Les études montrent aussi que le peintre commençait par planter son décor, en laissant vides les contours des figures. Paysages et grandes surfaces pouvaient être brossés par touches assez vigoureuses. Ensuite, il peignait chairs et drapés tout en finesse. L’exposition présente ainsi une copie de la Tentation de saint Antoine, qui laisse un grand espace vierge pour le manteau. Tout porte à croire que ce dessin aquarellé, qu’on avait longtemps cru plus tardif, serait en fait une copie exécutée en cours de réalisation de l’œuvre. L’artiste y ajoutait son génie de coloriste. Les graphiques montrent une extension de sa palette largement supérieure à celle de Cranach, Schongauer ou des peintres de l’école du Danube.

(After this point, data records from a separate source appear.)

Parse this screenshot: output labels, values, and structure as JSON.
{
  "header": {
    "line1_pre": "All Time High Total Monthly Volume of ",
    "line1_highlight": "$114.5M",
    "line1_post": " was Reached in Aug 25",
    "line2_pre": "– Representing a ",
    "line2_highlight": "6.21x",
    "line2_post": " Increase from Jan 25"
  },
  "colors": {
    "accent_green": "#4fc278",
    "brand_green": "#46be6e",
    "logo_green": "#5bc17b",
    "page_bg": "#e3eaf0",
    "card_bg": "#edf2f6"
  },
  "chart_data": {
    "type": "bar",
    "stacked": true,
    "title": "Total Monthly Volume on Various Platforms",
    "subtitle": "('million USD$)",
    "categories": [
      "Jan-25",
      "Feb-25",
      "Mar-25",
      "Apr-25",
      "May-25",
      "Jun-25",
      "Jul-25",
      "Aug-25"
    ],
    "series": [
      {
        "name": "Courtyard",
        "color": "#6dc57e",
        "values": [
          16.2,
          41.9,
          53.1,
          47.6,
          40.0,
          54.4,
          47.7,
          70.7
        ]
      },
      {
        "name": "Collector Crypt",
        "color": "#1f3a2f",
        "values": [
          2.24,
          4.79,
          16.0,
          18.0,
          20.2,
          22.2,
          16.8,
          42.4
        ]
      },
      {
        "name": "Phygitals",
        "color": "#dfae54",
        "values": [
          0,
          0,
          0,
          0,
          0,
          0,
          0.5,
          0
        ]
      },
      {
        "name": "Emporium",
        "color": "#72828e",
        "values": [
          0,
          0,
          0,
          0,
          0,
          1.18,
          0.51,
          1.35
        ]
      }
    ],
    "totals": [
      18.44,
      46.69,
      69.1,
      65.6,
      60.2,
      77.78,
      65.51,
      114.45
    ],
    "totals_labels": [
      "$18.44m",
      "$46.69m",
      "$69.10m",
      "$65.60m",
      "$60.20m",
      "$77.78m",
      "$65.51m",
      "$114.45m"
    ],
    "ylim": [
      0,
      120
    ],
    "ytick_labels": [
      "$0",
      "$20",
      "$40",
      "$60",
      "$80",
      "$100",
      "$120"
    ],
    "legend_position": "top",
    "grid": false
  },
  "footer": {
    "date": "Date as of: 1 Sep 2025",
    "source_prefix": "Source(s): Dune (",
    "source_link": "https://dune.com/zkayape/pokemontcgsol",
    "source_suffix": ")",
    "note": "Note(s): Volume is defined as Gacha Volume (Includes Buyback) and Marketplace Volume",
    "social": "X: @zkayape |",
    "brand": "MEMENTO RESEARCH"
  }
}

Surréalistes. Mais la distinction majeure est l’usage fréquent des glacis, qui confère à ses œuvres cette résonance particulière qui a fasciné jusqu’aux surréalistes. Développée un demi-siècle plus tôt par Van Eyck, cette technique consiste à superposer plusieurs couches d’une laque semi-transparente, obtenue par décoction. A force d’ajouts, le peintre atteint des saturations beaucoup plus poussées que celles auxquelles peut prétendre la peinture à l’huile. Après une dizaine de couches, les tons s’assombrissent. Ces effets de saturation et d’éclat sont éventuellement ajustés par des adjonctions de blanc de plomb. Pour Michel Menu, toute «l’invention de la couleur» si spécifique du peintre tient à cette «superposition savante». Il peut ainsi poser des premières couches de cendres bleues, une azurite artificielle, pour terminer, en surface, par une azurite bien plus chère. Comme cette dernière est composée de gros grains, la pâte est beaucoup plus longue à sécher, ce qui explique que le manteau de saint Antoine ait été gardé pour la fin.
Le peintre fait aussi vibrer ses étoffes de sous-couches de rouge, recouvertes de bleu ou de vert. Comme l’explique une restauratrice, Carole Juillet, pour le manteau de saint Antoine, sur un rouge soutenu, il superpose des couches d’azurite, mêlé à du blanc et des touches de laque rouge. Et il obtient cet «extraordinaire éclat» d’un bleu lavande jamais vu dans l’histoire de la peinture.
(1) Voir aussi «Grünewald und seine Zeit», exposition autour de ses crucifixions à la Kunsthalle de Karlsruhe, jusqu’au 2 mars.
(2) «La technique picturale de Grünewald et de ses contemporains», numéro spécial de la revue Technè du C2MRF.